HSM, which has a secure HW module, is used as a secure platform for the SW update. It uses a symmetric key for integrity.
Aust (Kuppusamy et al., 2018) used a wake-up receiver (WUR) to elevate the access level to the network device or module in the vehicle. WUR responds only when the vehicle stays within a predefined area, called the trusted zone. It blocks all unauthorized access. An SW update can be done only in the trusted zone.
Petri et al. (2016) (Aust, 2018) used TPM. At Boot ROM, a trust chain is created, and a secure boot is executed. During the secure boot process, only secure OS can access the security-related module. The other applications are executed separately from TMP.
The blockchain system uses the consensus algorithm between the distributed entities by a majority vote. That is, the larger the number of voters is, the more secure is the consensus process.
Moreover, to leverage the security of the consensus mechanism, public blockchains, such as Bitcoin, usually set a restriction on the block size and the time interval of the transactions, resulting in low transaction throughput. Scalability is thus a difficult issue and must be considered in designing blockchain applications (Dhakal et al., 2019). A vehicle is a fast-moving object. How to let the vehicle participate in the blockchain for integrity assurance and how to solve the delayed consensus should be addressed. A smart vehicle needs to make quick decisions for autonomous and safe driving. The communication environment of a smart vehicle in the real world should be considered. The connection status with fast-moving objects is not stable because of the frequent handover processes between different network cells. Moreover, the communication QoS of each network cell is different.
Thus far, secure storage and secure processing platforms have been proposed against partial bundle installation attacks, rollback attacks, endless data attacks, mixed-bundles attacks, mix-and-match attacks, and arbitrary software attacks (Kuppusamy et al., 2016). These studies focused on the inner vehicle security for a secure SW update. Secure methods using access control resolve the authentication issue, by the management issue of the key and the nonce remains unsolved. In addition, the SW structure of the SW update scheme should be handled from the viewpoint of its security vulnerability and its secure update issue.

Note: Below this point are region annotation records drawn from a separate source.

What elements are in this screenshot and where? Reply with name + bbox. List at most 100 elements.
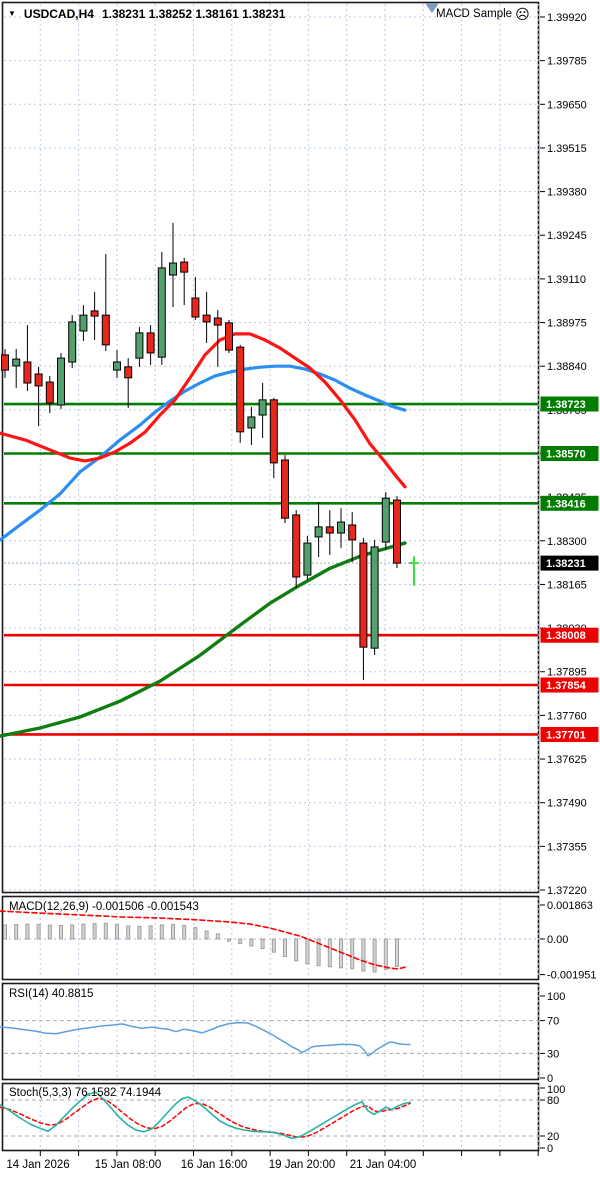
macd-histogram-bar	[14, 924, 19, 940]
bullish-candle[interactable]	[247, 406, 256, 446]
bearish-candle[interactable]	[225, 319, 233, 353]
candle-body	[34, 373, 43, 387]
stoch-axis-label: 20	[547, 1131, 559, 1143]
time-axis-label: 21 Jan 04:00	[350, 1159, 417, 1171]
bullish-candle[interactable]	[169, 222, 177, 308]
candle-body	[314, 526, 323, 538]
macd-axis-label: 0.001863	[547, 900, 593, 912]
stoch-axis-label: 80	[547, 1095, 559, 1107]
bearish-candle[interactable]	[101, 254, 110, 352]
bullish-candle[interactable]	[303, 535, 312, 580]
candle-body	[225, 322, 233, 351]
candle-body	[146, 332, 155, 354]
bearish-candle[interactable]	[90, 291, 99, 341]
candle-body	[348, 524, 357, 541]
candle-body	[113, 361, 121, 371]
candle-body	[202, 314, 211, 323]
support-price-label-text: 1.37854	[546, 680, 587, 692]
candle-body	[213, 317, 222, 326]
bullish-candle[interactable]	[370, 539, 379, 655]
price-tick-label: 1.39110	[547, 274, 586, 286]
bearish-candle[interactable]	[359, 537, 368, 681]
bearish-candle[interactable]	[269, 397, 278, 479]
rsi-axis-label: 0	[547, 1073, 553, 1085]
macd-histogram-bar	[283, 938, 287, 958]
resistance-price-label-box	[540, 495, 599, 511]
bearish-candle[interactable]	[281, 455, 289, 524]
price-tick-label: 1.37355	[547, 841, 587, 853]
stoch-axis-label: 100	[547, 1084, 565, 1096]
bullish-candle[interactable]	[157, 252, 166, 365]
bearish-candle[interactable]	[213, 309, 222, 367]
candle-body	[157, 267, 166, 358]
macd-histogram-bar	[171, 923, 175, 940]
macd-histogram-bar	[238, 938, 243, 945]
resistance-price-label-text: 1.38570	[546, 448, 586, 460]
candle-body	[12, 358, 21, 367]
time-axis-label: 14 Jan 2026	[6, 1159, 69, 1171]
macd-histogram-bar	[372, 938, 377, 973]
macd-histogram-bar	[395, 938, 399, 967]
candle-body	[45, 381, 54, 404]
bearish-candle[interactable]	[1, 349, 9, 378]
bearish-candle[interactable]	[202, 291, 211, 343]
bearish-candle[interactable]	[325, 510, 334, 556]
ea-label: MACD Sample ☹	[436, 7, 530, 21]
rsi-axis-label: 30	[547, 1048, 559, 1060]
macd-histogram-bar	[159, 924, 164, 940]
rsi-axis-label: 100	[547, 991, 565, 1003]
sell-triangle-icon[interactable]	[425, 3, 439, 13]
rsi-line	[0, 1021, 411, 1057]
macd-histogram-bar	[25, 923, 30, 940]
bullish-candle[interactable]	[79, 305, 88, 341]
ea-name-label: MACD Sample	[436, 8, 513, 20]
ma-mid-blue-line	[0, 364, 407, 542]
ohlc-quote-label: 1.38231 1.38252 1.38161 1.38231	[101, 7, 286, 21]
price-tick-label: 1.37625	[547, 754, 587, 766]
bearish-candle[interactable]	[191, 276, 200, 320]
macd-histogram-bar	[115, 924, 119, 940]
bearish-candle[interactable]	[34, 366, 43, 427]
price-tick-label: 1.39515	[547, 143, 587, 155]
candle-body	[337, 521, 345, 534]
bearish-candle[interactable]	[348, 512, 357, 563]
bullish-candle[interactable]	[57, 352, 65, 409]
macd-histogram-bar	[92, 923, 97, 940]
bearish-candle[interactable]	[393, 496, 401, 568]
bullish-candle[interactable]	[12, 349, 21, 388]
stoch-k-line	[0, 1091, 411, 1140]
stoch-indicator-label: Stoch(5,3,3) 76.1582 74.1944	[9, 1087, 162, 1099]
time-axis-label: 19 Jan 20:00	[269, 1159, 336, 1171]
bullish-candle[interactable]	[381, 491, 390, 550]
bearish-candle[interactable]	[146, 325, 155, 365]
bullish-candle[interactable]	[68, 315, 77, 369]
bearish-candle[interactable]	[236, 344, 245, 443]
candle-body	[169, 262, 177, 276]
macd-histogram-bar	[148, 925, 153, 940]
candle-body	[180, 261, 189, 273]
bullish-candle[interactable]	[337, 508, 345, 548]
time-axis-label: 15 Jan 08:00	[95, 1159, 162, 1171]
current-price-label-box	[540, 555, 599, 571]
bullish-candle[interactable]	[113, 350, 121, 378]
bearish-candle[interactable]	[292, 510, 301, 589]
bullish-candle[interactable]	[135, 327, 144, 367]
bearish-candle[interactable]	[45, 375, 54, 414]
bullish-candle[interactable]	[258, 383, 267, 438]
macd-histogram-bar	[137, 925, 142, 940]
macd-histogram-bar	[350, 938, 355, 970]
chart-menu-dropdown-icon[interactable]: ▼	[8, 8, 16, 18]
bearish-candle[interactable]	[124, 358, 133, 408]
rsi-axis-label: 70	[547, 1016, 559, 1028]
support-price-label-box	[540, 677, 599, 693]
candle-body	[79, 314, 88, 332]
macd-histogram-bar	[70, 924, 75, 940]
bearish-candle[interactable]	[180, 257, 189, 306]
candle-body	[23, 361, 32, 384]
ma-fast-red-line	[0, 332, 407, 489]
bullish-candle[interactable]	[314, 501, 323, 557]
bearish-candle[interactable]	[23, 325, 32, 392]
macd-indicator-label: MACD(12,26,9) -0.001506 -0.001543	[9, 901, 199, 913]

In this study, we focused on the integrity of a secure OTA SW update service in smart vehicles. The security features of integrity in smart vehicles are identified from the viewpoints of data integrity and service integrity. Furthermore, the related studies were classified and discussed with an emphasis on their limitations. Because the OTA SW update service had security issues originating from smart vehicles as well as those of the services over a wireless network, more sophisticated and realistic solutions should be provided. In addition, the proposed schemes themselves should be verified in terms of their stability with respect to security because any trustee or entity cannot be assumed to be honest or to remain unattacked forever in a real application domain such as a smart vehicle.